- Мне не дом, мне дело это не нравится, - сказала я Софье,
которая с задумчивым видом исследовала пустые полки. – Какое-то
оно… не знаю.
Девочка, осмотрев обе комнаты и ванную, вернулась, чтобы
забраться под кровать, благо, та стояла на высоких ножках, да там и
улечься.
- Ладно. Разберемся.
Я выдохнула.
Из головы не шел лес, тот, что подобрался близко к станции. И
тот, сквозь который пролегла дорога. Такой знакомый. Почти родной.
Я ведь знаю, что тут, близ границы, селились те, кого официально
именовали староверами, в том смысле, что по сей день держались они
старых богов.
- Иди, - велела Софья, когда в дверь вежливо постучали. – Скажи,
что у меня с дороги мигрень приключилась. Но чаю пусть пришлют. И к
чаю, если чего будет.
Она опустилась на кровать и вытащила из ридикюля знакомую
колоду.
Глаза Софьи закрылись, а пальцы скользнули по расписанным
листам, считывая одной ей видимые знаки судьбы.
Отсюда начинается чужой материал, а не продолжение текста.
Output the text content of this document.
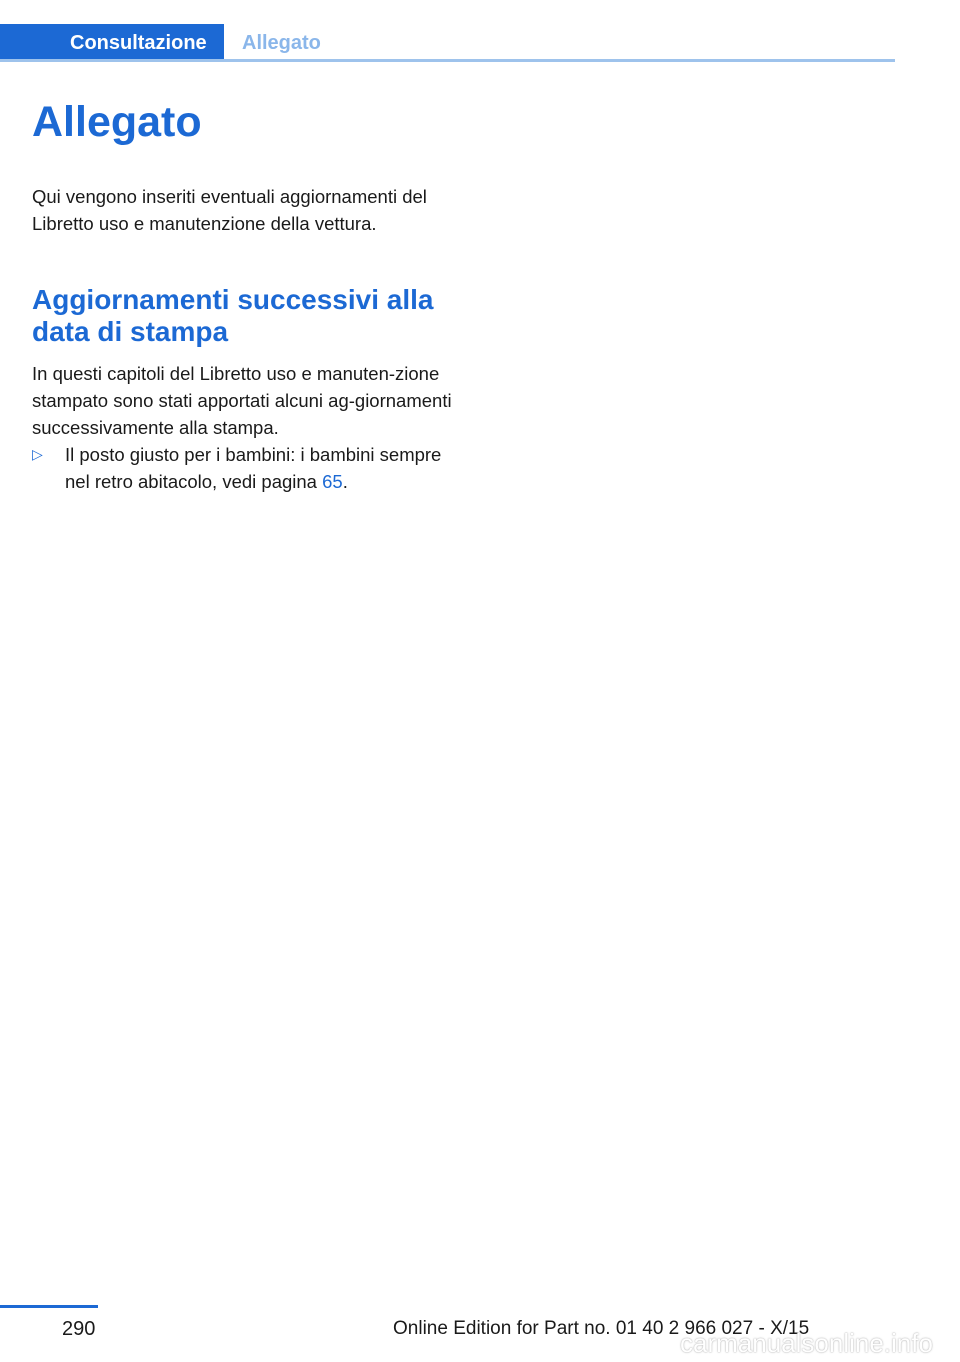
Consultazione	Allegato
Allegato

Qui vengono inseriti eventuali aggiornamenti del Libretto uso e manutenzione della vettura.

Aggiornamenti successivi alla data di stampa

In questi capitoli del Libretto uso e manuten-zione stampato sono stati apportati alcuni ag-giornamenti successivamente alla stampa.

▷ Il posto giusto per i bambini: i bambini sempre nel retro abitacolo, vedi pagina 65.
290	Online Edition for Part no. 01 40 2 966 027 - X/15
carmanualsonline.info
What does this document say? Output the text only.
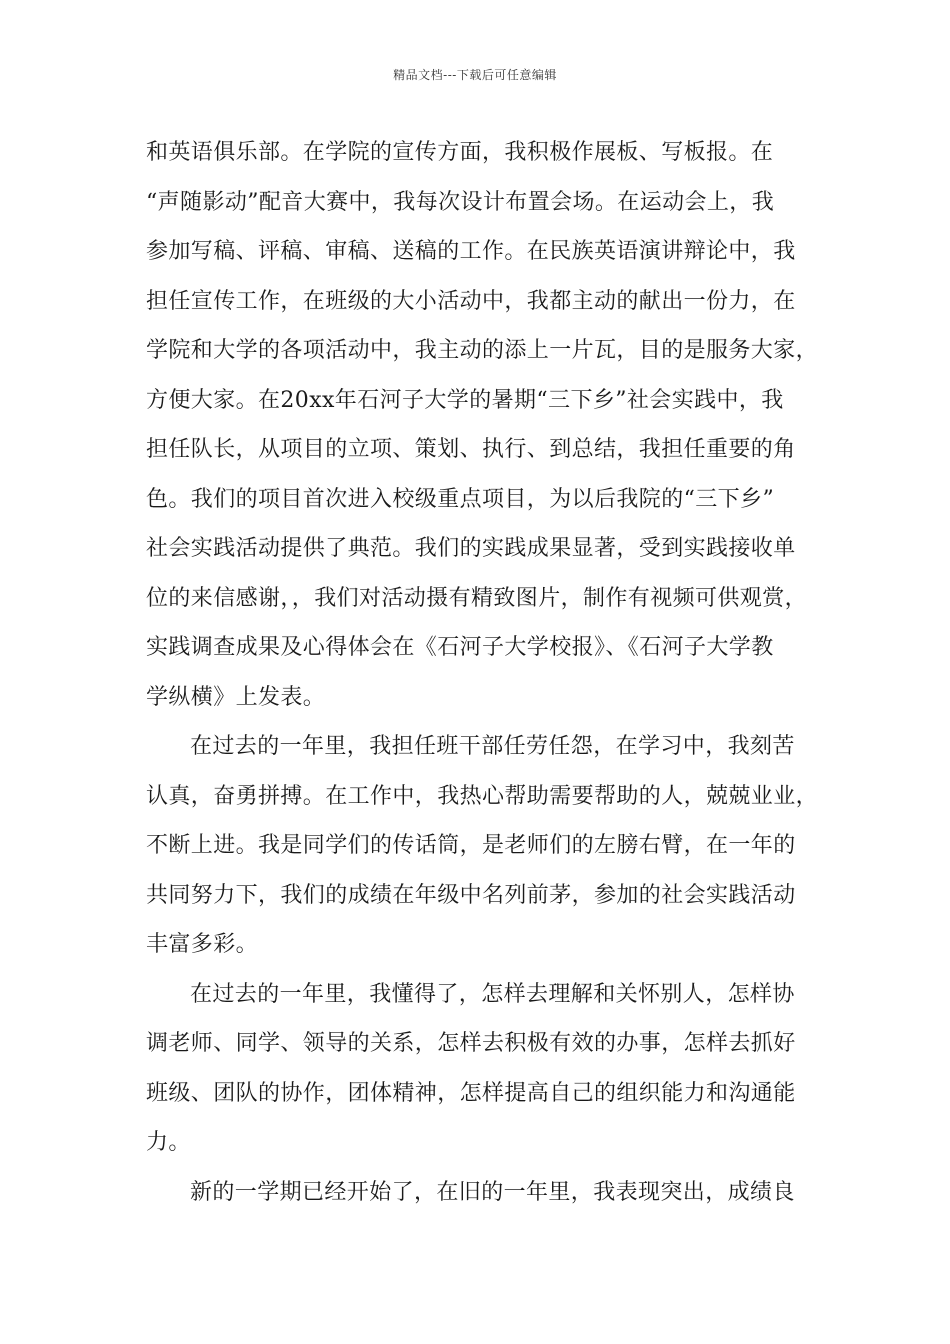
精品文档---下载后可任意编辑
和英语俱乐部。在学院的宣传方面，我积极作展板、写板报。在
“声随影动”配音大赛中，我每次设计布置会场。在运动会上，我
参加写稿、评稿、审稿、送稿的工作。在民族英语演讲辩论中，我
担任宣传工作，在班级的大小活动中，我都主动的献出一份力，在
学院和大学的各项活动中，我主动的添上一片瓦，目的是服务大家，
方便大家。在20xx年石河子大学的暑期“三下乡”社会实践中，我
担任队长，从项目的立项、策划、执行、到总结，我担任重要的角
色。我们的项目首次进入校级重点项目，为以后我院的“三下乡”
社会实践活动提供了典范。我们的实践成果显著，受到实践接收单
位的来信感谢，，我们对活动摄有精致图片，制作有视频可供观赏，
实践调查成果及心得体会在《石河子大学校报》、《石河子大学教
学纵横》上发表。
在过去的一年里，我担任班干部任劳任怨，在学习中，我刻苦
认真，奋勇拼搏。在工作中，我热心帮助需要帮助的人，兢兢业业，
不断上进。我是同学们的传话筒，是老师们的左膀右臂，在一年的
共同努力下，我们的成绩在年级中名列前茅，参加的社会实践活动
丰富多彩。
在过去的一年里，我懂得了，怎样去理解和关怀别人，怎样协
调老师、同学、领导的关系，怎样去积极有效的办事，怎样去抓好
班级、团队的协作，团体精神，怎样提高自己的组织能力和沟通能
力。
新的一学期已经开始了，在旧的一年里，我表现突出，成绩良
На третьем этаже, где обреталась почтеннейшая Фелиция
Зигмунтовна, пахло теми же апельсинами с примесью корицы, а еще
самую малость – Китаем.
Бумажные веера, расписанные журавлями и тонкими нервными
линиями.
Шелковые ширмы.
Шелковые обои.
Массивные напольные вазы и низкая, будто кукольная мебель.
Впрочем, гостиная, к счастью, была обставлена нормально.
И чай подали в высоком фарфоровом заварнике Кузнецовского
завода.
- Если хотите, отправьте Ваську за целителем. Он, конечно, не
семи пядей во лбу, - хозяйка самолично разливала чай. – Но с
мигренью справится.
- Не стоит, - сказала я. – Это просто усталость. Ехали долго,
теперь еще вот…
К чаю подали пирог с мясом, уже порезанный ровными аккуратными
ломтями, маковые рогалики да баранки.
Сойдет на первое время.
- Сестра?
- Почти.
- Слепая, - Фелиция Зигмунтовна протянула мне чашку с узким
донышком.
- Почти.
- Контузия?
- Контузия, - согласилась я.
- Бывает… моего супруга тоже контузило. Еще в первую волну
мобилизовали, но ничего, вернулся… боги оберегли, - она коснулась
сложенными щепотью пальцами груди. – Хоть контуженный, зато живой.
Так я думала… а после-то…
Она протянула чашку Бекшееву.
- Что после? – уточнил он, принимая.
- А ничего… маялся все. Сперва только голова болела. Потом стали
ноги отниматься. Руки… три года помирал. Но хоть дом этот вернуть
сумели. Его ж фрицы, когда стояли, отобрали…
Она говорила об этом спокойно и равнодушно даже.